#NVLeg Week 9: The One Where Lawmakers Debate The Death Penalty, Election Reforms
This week officially marked the halfway point of Nevada’s 81st Legislative Session. And with less than 60 days until lawmakers are forced to end the session, they’re beginning to turn their attention to some of the most controversial bills of the year. That includes abolishing the death penalty and reforming the state’s election laws. Joining us now to talk about those measures is KUNR’s Political Editor Paul Boger.
NOAH GLICK: Paul, thanks for joining us. So, abolishing the death penalty. Let’s start there.
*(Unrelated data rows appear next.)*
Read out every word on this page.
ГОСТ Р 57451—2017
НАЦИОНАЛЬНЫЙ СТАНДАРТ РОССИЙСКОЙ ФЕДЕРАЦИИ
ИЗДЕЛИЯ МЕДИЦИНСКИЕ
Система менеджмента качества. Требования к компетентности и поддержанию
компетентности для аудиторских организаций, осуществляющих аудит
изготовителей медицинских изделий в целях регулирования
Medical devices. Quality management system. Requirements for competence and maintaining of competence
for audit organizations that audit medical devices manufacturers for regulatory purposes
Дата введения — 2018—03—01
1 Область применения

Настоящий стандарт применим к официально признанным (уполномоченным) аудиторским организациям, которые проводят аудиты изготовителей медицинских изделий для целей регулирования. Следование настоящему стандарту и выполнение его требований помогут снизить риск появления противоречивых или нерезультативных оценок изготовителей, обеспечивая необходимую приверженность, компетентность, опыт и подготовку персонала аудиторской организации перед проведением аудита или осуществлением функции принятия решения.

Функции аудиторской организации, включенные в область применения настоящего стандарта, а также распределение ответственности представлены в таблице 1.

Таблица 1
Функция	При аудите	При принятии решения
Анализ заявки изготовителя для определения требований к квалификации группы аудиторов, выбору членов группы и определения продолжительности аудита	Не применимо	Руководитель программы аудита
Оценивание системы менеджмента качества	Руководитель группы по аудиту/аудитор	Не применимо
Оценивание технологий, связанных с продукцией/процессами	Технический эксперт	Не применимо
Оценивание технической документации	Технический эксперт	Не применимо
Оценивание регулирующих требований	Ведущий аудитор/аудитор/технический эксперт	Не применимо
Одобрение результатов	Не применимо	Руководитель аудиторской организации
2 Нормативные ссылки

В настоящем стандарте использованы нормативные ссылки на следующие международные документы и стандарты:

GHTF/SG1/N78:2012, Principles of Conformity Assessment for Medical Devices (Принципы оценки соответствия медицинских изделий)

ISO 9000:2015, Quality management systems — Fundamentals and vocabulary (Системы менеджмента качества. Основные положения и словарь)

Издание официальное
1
PAUL BOGER: Nevada is one of 15 states that's considering abolishing the death penalty this year. That's according to the Death Penalty Information Center. It's quite simple, the death penalty has always been controversial. It's a moral thing for a lot of people, and it's becoming a lot harder for states to execute people. A lot of states have lethal injection. They're depending on those lethal injection drugs that are becoming harder to get because companies don't want to be associated with the death penalty. So, it's becoming simpler just to convert a lot of these death penalty cases, or sentences, into life in prison without parole. So that's what this bill would essentially do. Of course, prosecutors are against this bill. And there are lots of supporters, including some victims and family members of people who are on death row, who say this also hurts them as well. It's a controversial bill.
GLICK: Do you have a sense of whether this bill will become law?
BOGER: It's really hard to say at this point. This is a bill that I think [was] brought up a couple of years ago, 2017, my first session here. It went nowhere. I don't even think it got out of committee. I do think this bill will make it out of committee, but it's hard to say because prosecutors are in charge of the Senate. The Senate majority leader is a prosecutor. The head of the senate judiciary committee is a prosecutor. So it's going to be difficult to say if this actually gets it out of the building. And, of course, the governor has sent mixed messages about it, as well. And lastly, the death penalty transcends party. So it's one of those issues where some Republicans [are against the death penalty as a] moral obligation. You know, “vengeance is mine sayeth the Lord.” And then you have people on the left who also think it's a problem. So it's going to be really difficult to say.
GLICK: Lawmakers also considered AB321 in the Assembly Elections and Legislative Operations Committee, yesterday. I know we’ve talked about election reform a few times during the Friday morning round-ups. What did we learn from this bill hearing?
BOGER: So, essentially we knew that lawmakers were going to try to make those changes that we saw last year in AB4 ahead of the 2020 election, permanent. That's what this bill does. There are a couple of key changes. There's an opt-out clause. So, people who do not feel comfortable getting a ballot by mail — they like to vote in person, they're going to continue to vote in person and that's what they want to do — they can actually opt-out and not have a ballot sent to them. Otherwise, ballots will be sent to all registered voters, just like they were ahead of the 2020 election. There is one key difference. Under this new proposal, election officials will begin to purge voter rolls. And when I say purge voter rolls, I don't mean just kick everybody off. You know, people who have been inactive for a number of elections, people who have died, people who have definitely moved and are registered in other states, those people will be removed from the voter rolls. That is somewhat of a concession to Republicans. That is something they really wanted to have seen done ahead of last year's election that wasn't done. So making these changes permanent and some cleanup of the voter rolls.
GLICK: Now these aren’t the only bills lawmakers are considering, right? What else are you keeping an eye on?
BOGER: So a few bills I kept my eye on this week. There's AB 400, changing how we determine cannabis DUIs. Essentially, to determine whether somebody is driving under the influence of cannabis, police can test their blood [for cannabis]. THC stays in a person's blood for weeks, sometimes months after they use it, depending on their body weight and how much they use, even if they're not intoxicated. So that's been a problem. [There’s] a great write-up by Colton Lockhead from the Las Vegas Review-Journal about it, I definitely recommend that.
Decriminalizing jaywalking. Believe it or not, jaywalking in Nevada is a misdemeanor, and according to the hearing that day, the state spends as much as $900,000 a year jailing jaywalkers. So this would make jaywalking a civil penalty payable by $100 fine.
Of course, there's ending the prohibition on paying student-athletes to use their likeness in video games. That's coming from the Speaker [Frierson], a former Nevada football player. This is a big deal.
And then, restarting data collection and analysis on traffic stops to find bias indicators.
All of these are really important bills that are making it through. And of course, we're talking about closing budgets. So, money, money, money.
GLICK: Quickly, [I want to also ask you about the budget.] The governor issued guidance about the budget yesterday on how to use a majority of the money the state will get from federal coronavirus relief. What do we know so far?
BOGER: What we know is that we're still waiting on federal guidance, right? But the governor has laid out how he'd like to see the money used. You know, he is the top Democrat in the state. The Democrats are in charge of the legislature. This was written with lawmakers in mind. It's probably going to be exactly how they spend the money.